— Москва? О нет, — благостно разглагольствовал он в уши толстячка Миши. — Москва — это не город. Москва — это бесконечно расслаивающееся пространство. Особый мир, в котором есть пласты гадкого, а есть пласты прекрасного…
Маня проживал в Москве года три или четыре, а может, все пять. Имя у него было весьма мужественное, вовсе не соответствующее кличке — Илья, фамилия под стать имени — Ермолаев. Маня когда-то приехал в областной центр из большого русского села, в котором закончил школу. Многие имели схожие биографии — и ничего не видели в этом зазорного. Но Маня страшно стыдился своего прошлого. В городе, еще учась в педагогическом институте, он стал похаживать по газетам, быстро смекнув, что журналистика и есть та самая волшебница, которая всего за полгода может поднять человека по заветным ступеням личного статуса. Сказать «я журналист» — совсем не то же самое, что сказать «я учитель химии» или, к примеру, «я менеджер по продажам электроутюгов». Журналист в представлениях народа — тайна, помноженная на романтику, подкрепленная скандалом и сдобренная верой почти во всесильность.
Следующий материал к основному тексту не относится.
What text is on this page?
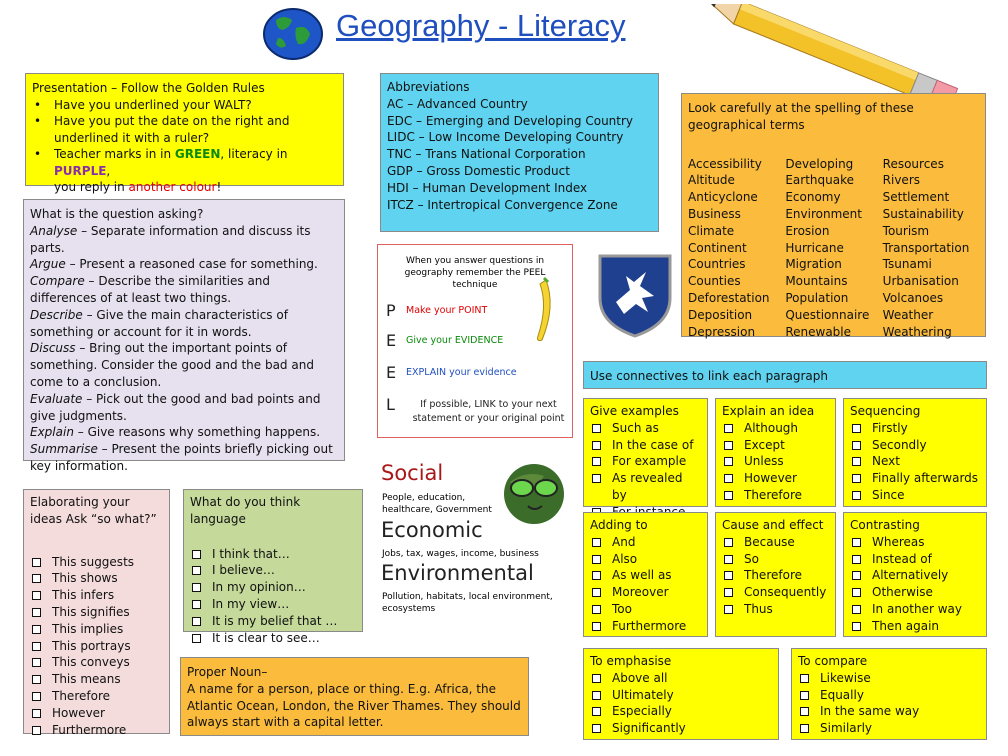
Geography - Literacy

Presentation – Follow the Golden Rules

• Have you underlined your WALT?
• Have you put the date on the right and underlined it with a ruler?
• Teacher marks in in GREEN, literacy in PURPLE,
you reply in another colour!

What is the question asking?

Analyse – Separate information and discuss its parts.

Argue – Present a reasoned case for something.

Compare – Describe the similarities and differences of at least two things.

Describe – Give the main characteristics of something or account for it in words.

Discuss – Bring out the important points of something. Consider the good and the bad and come to a conclusion.

Evaluate – Pick out the good and bad points and give judgments.

Explain – Give reasons why something happens.

Summarise – Present the points briefly picking out key information.

Elaborating your ideas Ask “so what?”

This suggests
This shows
This infers
This signifies
This implies
This portrays
This conveys
This means
Therefore
However
Furthermore

What do you think language

I think that…
I believe…
In my opinion…
In my view…
It is my belief that …
It is clear to see…

Abbreviations

AC – Advanced Country

EDC – Emerging and Developing Country

LIDC – Low Income Developing Country

TNC – Trans National Corporation

GDP – Gross Domestic Product

HDI – Human Development Index

ITCZ – Intertropical Convergence Zone

When you answer questions in geography remember the PEEL technique
P Make your POINT
E Give your EVIDENCE
E EXPLAIN your evidence
L	If possible, LINK to your next statement or your original point
Social
People, education, healthcare, Government
Economic
Jobs, tax, wages, income, business
Environmental
Pollution, habitats, local environment, ecosystems

Look carefully at the spelling of these geographical terms

Accessibility
Altitude
Anticyclone
Business
Climate
Continent
Countries
Counties
Deforestation
Deposition
Depression
Developing
Earthquake
Economy
Environment
Erosion
Hurricane
Migration
Mountains
Population
Questionnaire
Renewable
Resources
Rivers
Settlement
Sustainability
Tourism
Transportation
Tsunami
Urbanisation
Volcanoes
Weather
Weathering

Use connectives to link each paragraph

Give examples

Such as
In the case of
For example
As revealed by

Explain an idea

Although
Except
Unless
However
Therefore

Sequencing

Firstly
Secondly
Next
Finally afterwards
Since

Adding to

And
Also
As well as
Moreover
Too
Furthermore

Cause and effect

Because
So
Therefore
Consequently
Thus

Contrasting

Whereas
Instead of
Alternatively
Otherwise
In another way
Then again

To emphasise

Above all
Ultimately
Especially
Significantly

To compare

Likewise
Equally
In the same way
Similarly

Proper Noun–

A name for a person, place or thing. E.g. Africa, the Atlantic Ocean, London, the River Thames. They should always start with a capital letter.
А Москва… О, Москва! Она утраивала ставки. Маня подался в столицу. А уже оттуда потянулись сообщения о его успехах. Приезжая на побывку в родную область, Маня добросовестно обходил местные газеты, радио и телевидение и дарил московские журналы и газеты с публикациями своих литературных критических заметок, а иногда даже стихов, подписанных внушительным псевдонимом: Илья Белосветов. Сошникову тоже попадались на глаза эти стихи. Просматривая их, он испытывал неловкость. Особенно при чтении стихотворения о забеременевшей возлюбленной, которая подобна бутону голубой орхидеи, обреченной потерять прекрасные лепестки. Впрочем, зарабатывал деньги Маня тривиальным рекламным агентом на третьестепенном радио.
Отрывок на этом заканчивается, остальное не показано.